Ferrari explica que o modelo de remuneração por pessoa presa leva à necessidade de manter o maior número de pessoas encarceradas pelo maior tempo possível. ''E já temos conhecimento de estratégias administrativas que podem ser implementadas com esse fim, como avaliações psicológicas negativas e faltas disciplinares infundadas, que podem ser geridas pela administração."

A preocupação de Ferrari é compartilhada por Bruno Borragine, sócio do escritório Bialski Advogados. ''A tendência é de aumento do encarceramento de pessoas para manter a estrutura econômica do negócio em cada unidade prisional. Isso porque, no modelo de contratação privado, valores dos contratos são e serão balizados pelo número de detentos em cada unidade prisional. E, considerando que a máxima dos contratos privados é a visão de lucro, o modelo de privatização previsto no decreto estimula o encarceramento em massa."

Por sua vez, André Damiani, especialista em Direito Penal Econômico e sócio-fundador do Damiani Sociedade de Advogados, classifica a iniciativa como uma aberração sem qualquer vínculo com uma política criminal sustentável.

"Sob o pretexto de diminuir o custo do Estado e fornecer melhores condições de infraestrutura, ao fim e ao cabo, o setor privado busca mais uma oportunidade de negócio, que potencializará seus lucros às custas de um dever estatal. Na experiência brasileira, os presos em presídios privatizados custam aos cofres públicos o triplo daqueles dos presídios públicos", destaca ele. 

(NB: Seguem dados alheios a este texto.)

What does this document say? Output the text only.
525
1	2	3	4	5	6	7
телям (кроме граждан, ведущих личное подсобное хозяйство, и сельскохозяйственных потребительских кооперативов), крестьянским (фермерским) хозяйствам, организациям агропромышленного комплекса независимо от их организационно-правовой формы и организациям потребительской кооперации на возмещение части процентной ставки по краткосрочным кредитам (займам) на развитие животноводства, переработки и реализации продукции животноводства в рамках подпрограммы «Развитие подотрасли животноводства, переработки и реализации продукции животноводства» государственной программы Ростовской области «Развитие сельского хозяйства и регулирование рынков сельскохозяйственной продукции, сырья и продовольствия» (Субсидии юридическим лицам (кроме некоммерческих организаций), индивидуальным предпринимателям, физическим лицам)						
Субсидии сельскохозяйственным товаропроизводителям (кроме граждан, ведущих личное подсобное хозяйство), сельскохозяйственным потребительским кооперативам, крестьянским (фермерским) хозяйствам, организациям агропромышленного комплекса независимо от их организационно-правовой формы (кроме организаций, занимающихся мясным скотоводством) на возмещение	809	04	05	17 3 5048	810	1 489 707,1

Por fim, o criminalista Diego Henrique engrossa o coro: "A lógica é bastante simples: quanto mais presos, maior o repasse do Estado; quanto menos custos, maior o lucro. Logo, a privatização buscará sempre o aumento do encarceramento, ao mesmo tempo em que busca reduzir gastos na administração das unidades. Esses são objetivos diametralmente opostos aos deveres do Estado na garantia dos direitos fundamentais dos cidadãos."